Mar 23, 2011 18:14
In the past three weeks, I had a very intense time. I should have documented it somehow, but I haven't. I think there was a lot of God in it, but a lot of what happened already blurs in my mind. The main message I got from God was that He gave me the troubles with the schizophrenia, the general sense of failure about my life in the last 10 years. He said the human lot is to experience evil, and that I need to accept that. He also seemed to imply that though the human lot is evil, we still shall not become evil ourselves, and we still shall fight evil with good. And after all, even though my lot was difficult sometimes, I was not deprived of all good like great sufferers like Job. I believe in Jesus we have a certain freedom, a certain opportunity to break spells like this, or rather find God willing in Jesus to break such spells. I don't regret having experienced all this evil, provided God leaves open a window of divine grace for me, a means how I can help myself with the painful aspects of experiencing evil. A similar teaching I received was that sometimes in our human misery we may find that we can still treat ourselves with many kinds of good things, simply things like cooking a nice meal, smiling at each other, helping each other. I think the evil God gives us, in the end, means opportunity mainly, that we really love God and that we really care about each other. I got a lot of care when I was sick with the schizo. I lost my girlfriend to another man, that was probably the worst part of it all, but I have peace even with that.
One thing that doesn't come easily is that God seems to want me to be more honestly thankful. Even when we experience evil there are things to be thankful for. For example, the simple fact that I am alive. Even a life of suffering is better than having no life at all. God sometimes showed me suffering where you don't want to live anymore, where you just feel that you can't cope with it and can't reserve yourself almost NO comfort zone. But those moments were rare, they ever endured for much longer than one or two days and if I count them, they maybe happened 5 or 6 times or so. And then I've found that most of this stuff is still due to not having listened well to God earlier in my life. It's still true that if I hadn't been nasty to Jesus in word and deed I wouldn't have had to go through all that. And if I had trusted the church more, maybe I would have found help much sooner. But I can turn it around as I will, it is probably true that God wanted me to suffer like this to make me more earnest, and to make me wiser. In a way, all the suffering made me stronger inside.
I wish though I could repair my relationship with this woman I mentioned. I don't know if that is really possible in the end, perhaps it's one of those things that just aren't meant to be ... maybe things would go much easier if God blessed this relationship. But apparently He didn't, this girl really loves her boyfriend, I think.

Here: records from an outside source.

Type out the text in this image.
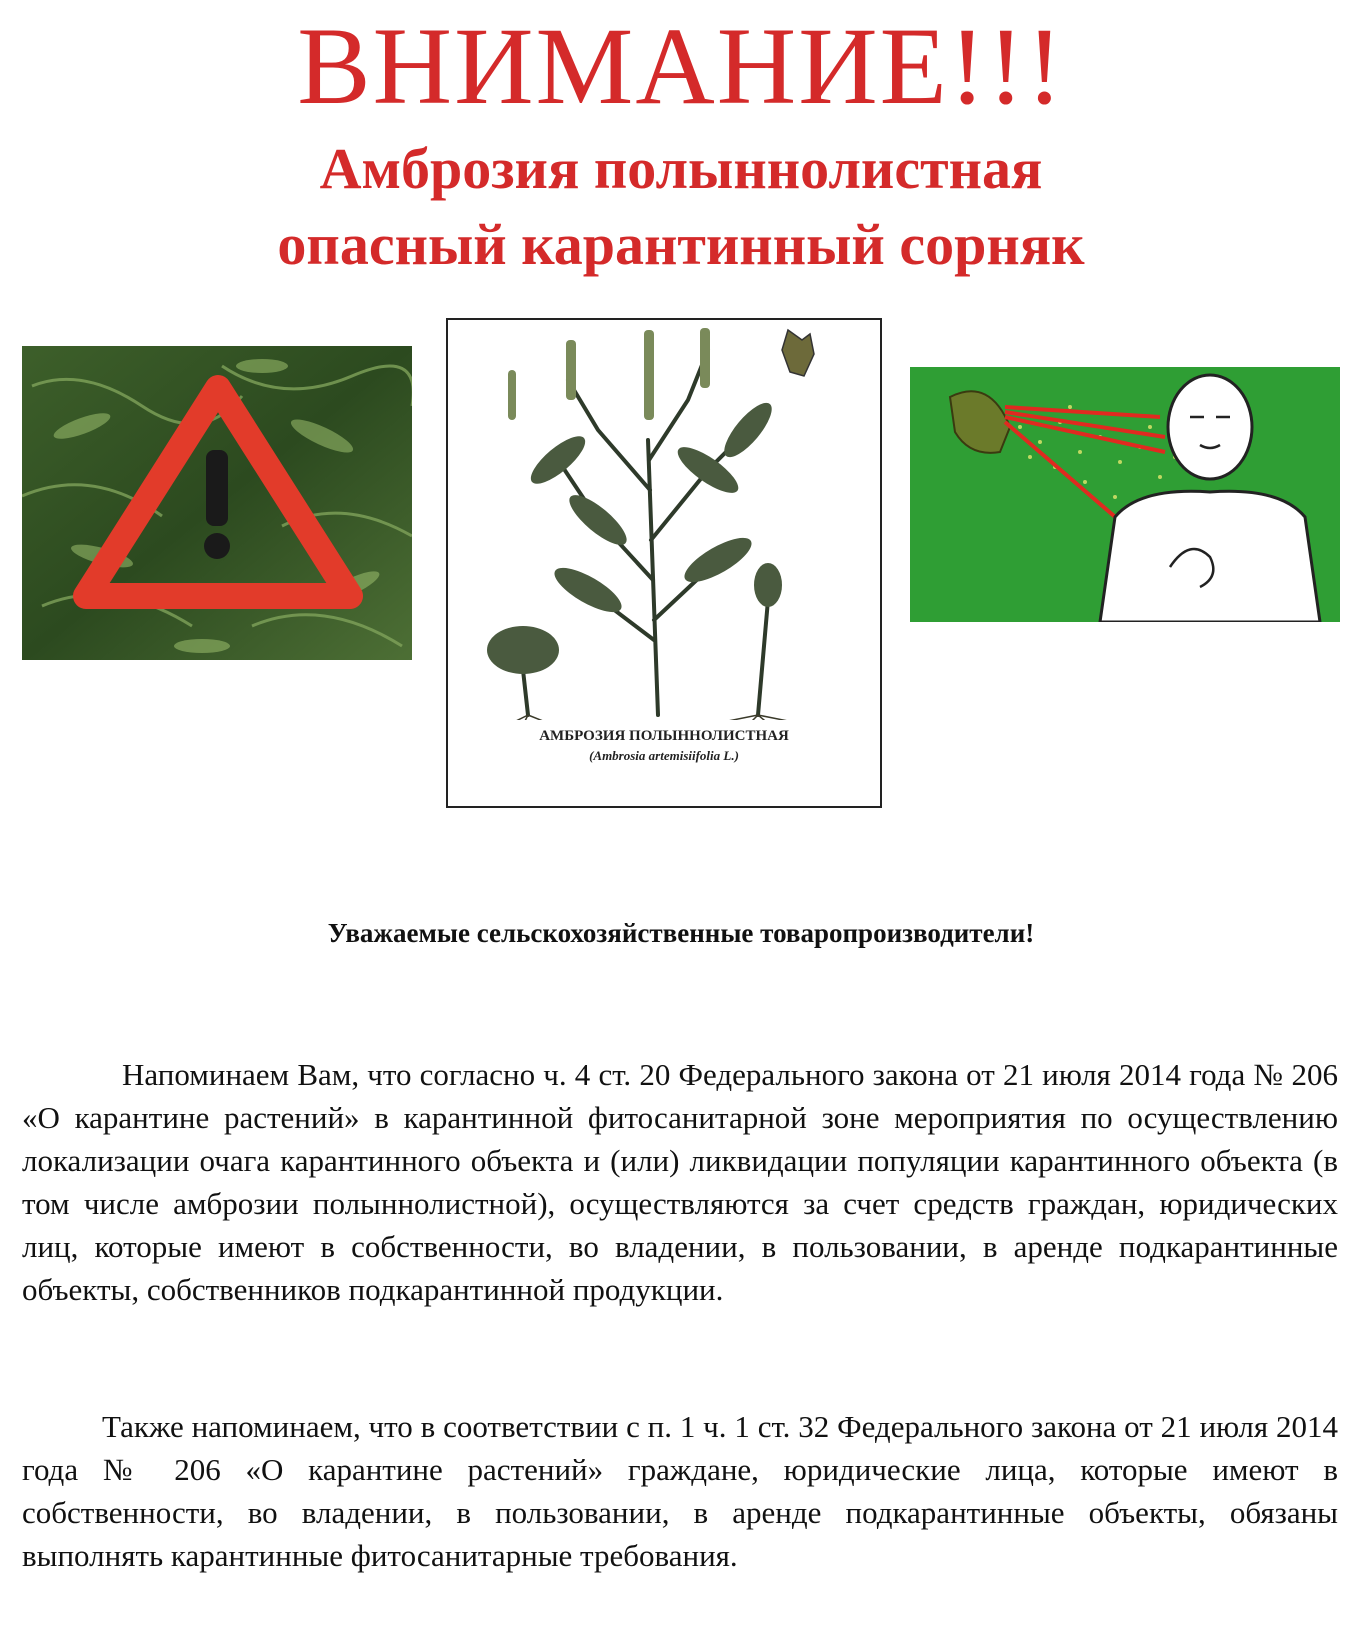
ВНИМАНИЕ!!!
Амброзия полыннолистная
опасный карантинный сорняк
АМБРОЗИЯ ПОЛЫННОЛИСТНАЯ
(Ambrosia artemisiifolia L.)

Уважаемые сельскохозяйственные товаропроизводители!

Напоминаем Вам, что согласно ч. 4 ст. 20 Федерального закона от 21 июля 2014 года № 206 «О карантине растений» в карантинной фитосанитарной зоне мероприятия по осуществлению локализации очага карантинного объекта и (или) ликвидации популяции карантинного объекта (в том числе амброзии полыннолистной), осуществляются за счет средств граждан, юридических лиц, которые имеют в собственности, во владении, в пользовании, в аренде подкарантинные объекты, собственников подкарантинной продукции.

Также напоминаем, что в соответствии с п. 1 ч. 1 ст. 32 Федерального закона от 21 июля 2014 года № 206 «О карантине растений» граждане, юридические лица, которые имеют в собственности, во владении, в пользовании, в аренде подкарантинные объекты, обязаны выполнять карантинные фитосанитарные требования.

The whole thing was a struggle with my wicked will with the divine will. I never wanted to be contend with what I had, I always wanted this fantasy life. I was rarely truly thankful from the heart. I need to dig there and explore there, in genuine thankfulness. I often said thank you in prayer and song, but this isn't what God seems to be after. I must truly believe that my very existence is because of God and that it is not a matter of course. I am the product of the work of God, the Maker of everything created me from nothing and my purpose is to serve Him, not to wander off into mystical fairytale countries.
I always say to God, amaze me, amaze me, but this often gets close to "using God for my entertainment". I always want to learn and become better and more original than before, but there is a limit to that. We humans simply have to remain limited beings whose joy is not in themselves but in their gracious God. God has a stern and strange side in Himself regarding this, which is reflected in the fact that we don't cease being sinners. God humbles us, and sometimes even humiliates us. But I guess if I humble myself more often, this will not happen so much anymore. This is the whole point of digging into the sin things and repenting of them as best as we can. God really hates sin and hasn't stopped doing so in Christ. It's not like I can say to myself, I can sin and just repent of it afterwards and God will be happy. I really have to get this pure intention, and then the will to go through with it. This is really distressing for me, I feel so unsettled and nervous about it. I used to think of sins mostly as bad mistakes that hurt the loving sinner as well as they hurt God. That God ALWAYS allows us to repent, because of His kindness. But I'm afraid that's not the biblical view. At least that's what I feel about the issue now. Although I am also a bit bitter about it, my old views seemed milder and more merciful.
God has shown me how much beyond me He is. I am just a bacteria compared to Him who is infinitely great. And Jesus is a liferaft in a doomed world. No, God will not relent, there will be a day of Judgment.